Maybe he and Kane weren't that different.
Maybe none of them were that different.
"Talk to me," she says, voice hushed and... pained.
"There's nothing to say, Clarke."
The itch is back, scratching and pulling at his arms, up his neck, behind his eyes.
"Say that you'll stay safe. Say that you'll stay alive."
He picks at the unmarred skin of his left arm and ignores the tremble rippling through each finger as he does so.
You can't save someone who doesn't want to be saved.
He thinks of Monty's kind eyes in the face of tragedy, Harper breaking in the shadows, Peter choking on his last breaths through the rain, Kane falling apart each time he can't put them back together. He thinks of Jasper, of Bryan, Miller, Raven, Murphy. He thinks of all the faceless people he never bothered to learn the names of yet would still die for without blinking.
He thinks of Clarke, hands clutched around a radio somewhere on an island, worried about him when two—maybe three—people died because he couldn't reach them.
His people.
He can't keep living just for them. Living for people he can't save.
But without O, he doesn't have anything other than these people to live for.
How can he care about nothing and everything all at once?
A paradox that he doesn't want to explore.
"I'll stay alive," he promises.
Whether he's deceiving her or himself, he doesn't know.

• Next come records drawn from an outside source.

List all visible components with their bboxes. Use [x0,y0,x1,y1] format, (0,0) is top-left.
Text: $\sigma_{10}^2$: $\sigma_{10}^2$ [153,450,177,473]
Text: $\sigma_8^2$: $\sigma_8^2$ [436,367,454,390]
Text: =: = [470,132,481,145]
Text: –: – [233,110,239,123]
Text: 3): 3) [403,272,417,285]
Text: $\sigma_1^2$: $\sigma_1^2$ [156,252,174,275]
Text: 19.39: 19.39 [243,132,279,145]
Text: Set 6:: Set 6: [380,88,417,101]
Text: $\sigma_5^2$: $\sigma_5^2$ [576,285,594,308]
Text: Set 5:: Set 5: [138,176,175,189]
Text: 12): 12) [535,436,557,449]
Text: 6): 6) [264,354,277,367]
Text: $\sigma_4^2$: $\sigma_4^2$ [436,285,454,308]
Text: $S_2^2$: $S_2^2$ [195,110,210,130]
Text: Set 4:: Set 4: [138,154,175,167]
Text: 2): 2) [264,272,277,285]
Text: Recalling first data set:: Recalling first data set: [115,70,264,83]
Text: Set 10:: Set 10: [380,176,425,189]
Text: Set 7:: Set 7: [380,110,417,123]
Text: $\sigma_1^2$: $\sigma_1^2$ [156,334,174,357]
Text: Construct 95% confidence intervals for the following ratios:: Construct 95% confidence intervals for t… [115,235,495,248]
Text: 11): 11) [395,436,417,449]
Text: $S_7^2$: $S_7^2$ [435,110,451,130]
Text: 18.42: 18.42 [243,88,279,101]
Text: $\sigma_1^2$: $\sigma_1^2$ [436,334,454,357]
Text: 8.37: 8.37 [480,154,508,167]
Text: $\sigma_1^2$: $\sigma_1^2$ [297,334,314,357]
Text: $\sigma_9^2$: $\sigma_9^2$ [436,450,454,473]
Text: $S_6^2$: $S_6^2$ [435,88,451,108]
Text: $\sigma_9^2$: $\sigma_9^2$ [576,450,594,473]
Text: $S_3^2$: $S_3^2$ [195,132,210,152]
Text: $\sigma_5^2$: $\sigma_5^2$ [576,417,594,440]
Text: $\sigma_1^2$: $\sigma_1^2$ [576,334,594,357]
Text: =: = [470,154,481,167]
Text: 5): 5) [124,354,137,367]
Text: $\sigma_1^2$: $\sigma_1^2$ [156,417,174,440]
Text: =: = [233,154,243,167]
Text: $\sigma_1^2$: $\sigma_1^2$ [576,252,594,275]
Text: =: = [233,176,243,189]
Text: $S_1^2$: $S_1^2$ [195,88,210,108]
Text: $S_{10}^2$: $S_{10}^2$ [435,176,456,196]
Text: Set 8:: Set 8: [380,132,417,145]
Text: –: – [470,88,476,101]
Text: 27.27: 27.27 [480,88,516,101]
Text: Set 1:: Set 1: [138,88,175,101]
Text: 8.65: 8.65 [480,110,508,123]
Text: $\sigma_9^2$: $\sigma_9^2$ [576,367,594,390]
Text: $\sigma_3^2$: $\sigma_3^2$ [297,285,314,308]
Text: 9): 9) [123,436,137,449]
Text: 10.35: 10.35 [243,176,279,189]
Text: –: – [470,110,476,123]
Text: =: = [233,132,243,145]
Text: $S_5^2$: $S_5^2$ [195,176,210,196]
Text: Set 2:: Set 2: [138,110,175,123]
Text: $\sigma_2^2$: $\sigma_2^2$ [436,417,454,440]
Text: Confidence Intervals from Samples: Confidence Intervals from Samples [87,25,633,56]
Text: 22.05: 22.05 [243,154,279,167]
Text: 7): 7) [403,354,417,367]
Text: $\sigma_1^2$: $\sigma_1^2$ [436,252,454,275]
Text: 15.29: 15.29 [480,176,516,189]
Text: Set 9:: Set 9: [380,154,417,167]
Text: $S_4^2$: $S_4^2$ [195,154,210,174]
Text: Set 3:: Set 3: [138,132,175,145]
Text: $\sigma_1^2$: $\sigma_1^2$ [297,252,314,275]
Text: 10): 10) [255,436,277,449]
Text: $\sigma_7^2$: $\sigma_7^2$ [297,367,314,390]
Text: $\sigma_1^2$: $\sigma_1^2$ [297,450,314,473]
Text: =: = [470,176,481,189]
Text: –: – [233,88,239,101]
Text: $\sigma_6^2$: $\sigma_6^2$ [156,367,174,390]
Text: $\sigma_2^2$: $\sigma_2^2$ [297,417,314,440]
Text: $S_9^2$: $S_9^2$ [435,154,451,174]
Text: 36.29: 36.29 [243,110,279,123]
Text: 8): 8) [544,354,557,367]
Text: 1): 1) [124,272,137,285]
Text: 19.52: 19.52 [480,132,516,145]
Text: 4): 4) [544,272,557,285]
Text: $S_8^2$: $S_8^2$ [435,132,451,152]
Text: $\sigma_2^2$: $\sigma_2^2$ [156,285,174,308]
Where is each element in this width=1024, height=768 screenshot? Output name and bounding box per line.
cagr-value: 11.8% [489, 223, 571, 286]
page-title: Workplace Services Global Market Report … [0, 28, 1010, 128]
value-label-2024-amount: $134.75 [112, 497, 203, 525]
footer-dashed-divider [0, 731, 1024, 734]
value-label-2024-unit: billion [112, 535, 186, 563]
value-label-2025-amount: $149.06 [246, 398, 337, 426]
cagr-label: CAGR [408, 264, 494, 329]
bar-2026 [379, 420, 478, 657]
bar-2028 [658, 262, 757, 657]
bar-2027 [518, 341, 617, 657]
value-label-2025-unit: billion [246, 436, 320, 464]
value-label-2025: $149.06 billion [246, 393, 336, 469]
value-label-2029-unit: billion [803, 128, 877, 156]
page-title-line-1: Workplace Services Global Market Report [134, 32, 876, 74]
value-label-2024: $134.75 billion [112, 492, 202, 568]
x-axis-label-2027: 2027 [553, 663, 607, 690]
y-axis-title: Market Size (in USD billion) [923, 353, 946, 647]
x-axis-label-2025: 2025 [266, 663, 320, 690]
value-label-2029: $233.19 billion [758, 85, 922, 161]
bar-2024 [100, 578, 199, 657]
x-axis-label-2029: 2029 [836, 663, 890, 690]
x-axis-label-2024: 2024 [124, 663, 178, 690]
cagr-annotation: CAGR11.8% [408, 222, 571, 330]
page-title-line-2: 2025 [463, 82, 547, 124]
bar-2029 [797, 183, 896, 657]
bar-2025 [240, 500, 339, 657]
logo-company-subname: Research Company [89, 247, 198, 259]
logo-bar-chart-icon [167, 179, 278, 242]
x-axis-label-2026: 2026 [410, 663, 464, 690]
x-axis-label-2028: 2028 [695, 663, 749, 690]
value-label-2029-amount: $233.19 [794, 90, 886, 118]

Kane's words sing like a mantra in his head, haunting, clinging to him, a second skin.
Nothing and everything.
You can't save someone who doesn't want to be saved.
An itch.
No. You can't.
000
And freedom
And falling
The feeling I thought was set in stone
It slips through my fingers
Trying hard to let go
It comes and goes in waves
It comes and goes in waves
And carries us away
Through the wind
Down to the place we used to lay when we were kids
Memories of a stolen place
Caught in the silence
An echo lost in space
000
A/N: Still still not okay. Bob Morley and Bellamy Blake once again destroyed me. I'm glad Bell is hopefully letting go of Octavia, but like... he better not see himself as one of the people who can't/won't be saved. Clarke Griffin, Marcus Kane, and many delinquents will be coming for you, Blake, if that's the case.